Uma assembleia docente extraordinária realizada na Universidade Federal do Acre (Ufac) deliberou pelo afastamento das atividades acadêmicas do professor Mauro Cesar Rocha após declarações consideradas homofóbicas durante reunião no Centro de Filosofia e Ciências Humanas. O caso foi encaminhado à polícia após a repetição das falas, que, segundo docentes, configuram crime. O professor do curso de Ciências Sociais foi conduzido para a Delegacia Central de Flagrantes, em Rio Branco.
A reunião ocorreu nessa segunda-feira, 23, e contou com cerca de 25 professores. Durante o encontro, a professora de Antropologia Ana Letícia de Fiori relatou que o docente “ao invés de seguir o conteúdo programático em sala de aula, propaga a discriminação homofóbica”. Segundo ela, ao longo de aproximadamente dez anos, ele sustenta que “os homossexuais foram os responsáveis por disseminar a Aids” e que “o surgimento de homossexuais e lésbicas é decorrente de abusos na infância”.
Ainda conforme o relato, durante a assembleia que discutia o próprio afastamento, o professor teria reiterado as declarações. “Em assembleia para deliberar sobre o afastamento justamente do autor, ele ratificou que os homossexuais disseminaram a Aids e novamente disse que vítimas de pedofilia se tornam homossexuais e lésbicas”, afirmou.
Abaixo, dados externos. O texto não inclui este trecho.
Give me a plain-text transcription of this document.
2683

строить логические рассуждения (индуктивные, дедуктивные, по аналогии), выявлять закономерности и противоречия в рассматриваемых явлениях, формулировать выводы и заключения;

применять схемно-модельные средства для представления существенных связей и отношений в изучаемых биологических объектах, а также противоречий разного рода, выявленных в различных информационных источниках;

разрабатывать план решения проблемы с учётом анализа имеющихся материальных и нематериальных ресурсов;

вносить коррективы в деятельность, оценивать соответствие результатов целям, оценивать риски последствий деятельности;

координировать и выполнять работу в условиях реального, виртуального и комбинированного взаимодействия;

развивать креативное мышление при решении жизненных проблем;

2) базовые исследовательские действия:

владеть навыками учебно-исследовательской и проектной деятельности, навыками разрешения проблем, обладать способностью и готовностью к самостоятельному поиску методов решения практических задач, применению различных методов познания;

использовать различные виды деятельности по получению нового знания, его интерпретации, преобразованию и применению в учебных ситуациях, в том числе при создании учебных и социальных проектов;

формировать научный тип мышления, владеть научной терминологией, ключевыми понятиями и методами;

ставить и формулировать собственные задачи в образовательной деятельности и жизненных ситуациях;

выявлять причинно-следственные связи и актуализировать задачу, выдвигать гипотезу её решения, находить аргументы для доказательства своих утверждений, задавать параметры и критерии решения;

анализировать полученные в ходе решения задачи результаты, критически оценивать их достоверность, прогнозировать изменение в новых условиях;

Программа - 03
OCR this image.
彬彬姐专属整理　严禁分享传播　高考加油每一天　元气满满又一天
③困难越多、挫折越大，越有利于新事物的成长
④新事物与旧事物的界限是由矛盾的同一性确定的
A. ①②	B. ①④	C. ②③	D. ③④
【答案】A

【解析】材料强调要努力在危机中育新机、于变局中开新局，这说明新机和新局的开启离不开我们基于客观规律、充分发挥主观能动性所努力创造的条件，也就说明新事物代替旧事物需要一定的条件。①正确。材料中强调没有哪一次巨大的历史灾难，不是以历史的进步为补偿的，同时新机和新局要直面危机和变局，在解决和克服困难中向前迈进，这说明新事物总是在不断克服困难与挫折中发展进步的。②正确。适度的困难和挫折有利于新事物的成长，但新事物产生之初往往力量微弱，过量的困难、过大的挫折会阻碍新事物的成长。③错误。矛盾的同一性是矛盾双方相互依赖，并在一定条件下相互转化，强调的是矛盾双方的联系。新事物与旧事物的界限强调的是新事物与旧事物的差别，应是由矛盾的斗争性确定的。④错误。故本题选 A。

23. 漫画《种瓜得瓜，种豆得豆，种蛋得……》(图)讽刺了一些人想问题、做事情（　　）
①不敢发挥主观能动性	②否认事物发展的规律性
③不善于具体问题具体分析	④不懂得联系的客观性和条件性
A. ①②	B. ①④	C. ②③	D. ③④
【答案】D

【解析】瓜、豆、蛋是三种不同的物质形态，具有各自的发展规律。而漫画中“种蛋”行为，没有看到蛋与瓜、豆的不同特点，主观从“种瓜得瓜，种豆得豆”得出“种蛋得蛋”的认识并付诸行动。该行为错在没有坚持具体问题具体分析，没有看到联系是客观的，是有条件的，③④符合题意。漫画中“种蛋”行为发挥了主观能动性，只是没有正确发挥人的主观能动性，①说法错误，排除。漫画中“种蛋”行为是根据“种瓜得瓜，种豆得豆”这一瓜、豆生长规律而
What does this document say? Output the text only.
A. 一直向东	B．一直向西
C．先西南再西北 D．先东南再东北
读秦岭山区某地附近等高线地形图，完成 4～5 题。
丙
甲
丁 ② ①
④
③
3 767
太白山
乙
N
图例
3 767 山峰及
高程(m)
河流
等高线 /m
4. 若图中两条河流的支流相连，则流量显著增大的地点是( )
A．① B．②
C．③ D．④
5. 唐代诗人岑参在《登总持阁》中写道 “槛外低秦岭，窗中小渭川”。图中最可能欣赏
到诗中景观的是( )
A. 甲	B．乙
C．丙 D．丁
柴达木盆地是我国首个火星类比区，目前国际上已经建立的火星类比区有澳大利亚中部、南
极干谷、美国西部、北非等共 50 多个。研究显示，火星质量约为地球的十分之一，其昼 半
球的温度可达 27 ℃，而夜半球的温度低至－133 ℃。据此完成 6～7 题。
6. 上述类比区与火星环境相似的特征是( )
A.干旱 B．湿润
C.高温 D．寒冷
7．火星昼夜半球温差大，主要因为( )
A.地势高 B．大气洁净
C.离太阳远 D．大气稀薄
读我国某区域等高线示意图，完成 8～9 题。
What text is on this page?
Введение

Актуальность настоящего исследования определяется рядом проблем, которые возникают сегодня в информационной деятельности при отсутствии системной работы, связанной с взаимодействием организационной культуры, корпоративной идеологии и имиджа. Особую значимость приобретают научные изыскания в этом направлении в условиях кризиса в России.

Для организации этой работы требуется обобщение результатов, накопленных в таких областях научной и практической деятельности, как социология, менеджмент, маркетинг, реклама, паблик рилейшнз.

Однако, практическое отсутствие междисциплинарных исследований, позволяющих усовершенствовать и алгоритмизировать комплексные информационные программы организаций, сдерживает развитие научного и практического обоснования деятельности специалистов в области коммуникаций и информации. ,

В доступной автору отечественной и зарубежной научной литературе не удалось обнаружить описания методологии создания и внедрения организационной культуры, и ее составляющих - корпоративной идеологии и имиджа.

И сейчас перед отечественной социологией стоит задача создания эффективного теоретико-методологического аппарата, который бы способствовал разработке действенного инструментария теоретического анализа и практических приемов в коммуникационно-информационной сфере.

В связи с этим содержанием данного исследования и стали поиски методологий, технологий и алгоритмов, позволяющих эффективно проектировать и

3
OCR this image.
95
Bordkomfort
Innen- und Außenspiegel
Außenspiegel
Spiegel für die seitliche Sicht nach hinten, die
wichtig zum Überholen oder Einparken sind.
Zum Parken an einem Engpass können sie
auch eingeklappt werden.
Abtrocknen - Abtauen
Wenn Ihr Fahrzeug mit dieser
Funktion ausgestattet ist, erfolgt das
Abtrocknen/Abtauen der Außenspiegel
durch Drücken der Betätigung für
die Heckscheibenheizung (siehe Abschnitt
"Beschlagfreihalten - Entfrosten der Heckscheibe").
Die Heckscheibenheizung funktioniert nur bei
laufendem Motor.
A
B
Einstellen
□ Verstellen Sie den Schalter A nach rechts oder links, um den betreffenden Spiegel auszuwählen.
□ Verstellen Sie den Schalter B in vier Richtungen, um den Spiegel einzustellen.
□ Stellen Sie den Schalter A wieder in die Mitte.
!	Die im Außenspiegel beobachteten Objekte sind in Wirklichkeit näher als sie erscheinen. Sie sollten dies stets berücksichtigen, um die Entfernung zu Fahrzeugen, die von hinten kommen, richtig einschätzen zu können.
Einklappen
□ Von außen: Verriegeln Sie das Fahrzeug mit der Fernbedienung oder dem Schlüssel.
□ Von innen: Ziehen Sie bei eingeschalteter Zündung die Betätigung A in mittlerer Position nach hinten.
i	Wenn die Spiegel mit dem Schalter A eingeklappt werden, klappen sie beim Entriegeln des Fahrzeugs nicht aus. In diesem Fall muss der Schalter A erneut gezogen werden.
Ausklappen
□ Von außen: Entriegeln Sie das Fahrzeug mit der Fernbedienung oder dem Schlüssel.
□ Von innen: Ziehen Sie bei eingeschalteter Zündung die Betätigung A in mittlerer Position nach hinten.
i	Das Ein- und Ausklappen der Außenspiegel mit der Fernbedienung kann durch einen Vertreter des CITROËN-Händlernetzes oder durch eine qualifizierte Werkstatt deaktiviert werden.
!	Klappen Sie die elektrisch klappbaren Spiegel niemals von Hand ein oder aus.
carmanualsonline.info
A docente também relatou ter sido alvo de ofensas diretas. “O autor me chamou de idiota e bruta”, declarou. Ao manifestar desconforto com as falas, afirmou ter sido novamente atacada: “Ele me ofendeu me chamando de professora da pedofilia e defensora da pedofilia”.
Segundo a professora, o docente já havia anexado a um atestado de saúde apresentado à universidade, em setembro de 2025, um documento em que a acusava de pedofilia. “Após tal fato, registrei ocorrência na delegacia de discriminação, e atualmente estou com processos civis e criminais contra o autor”, relatou.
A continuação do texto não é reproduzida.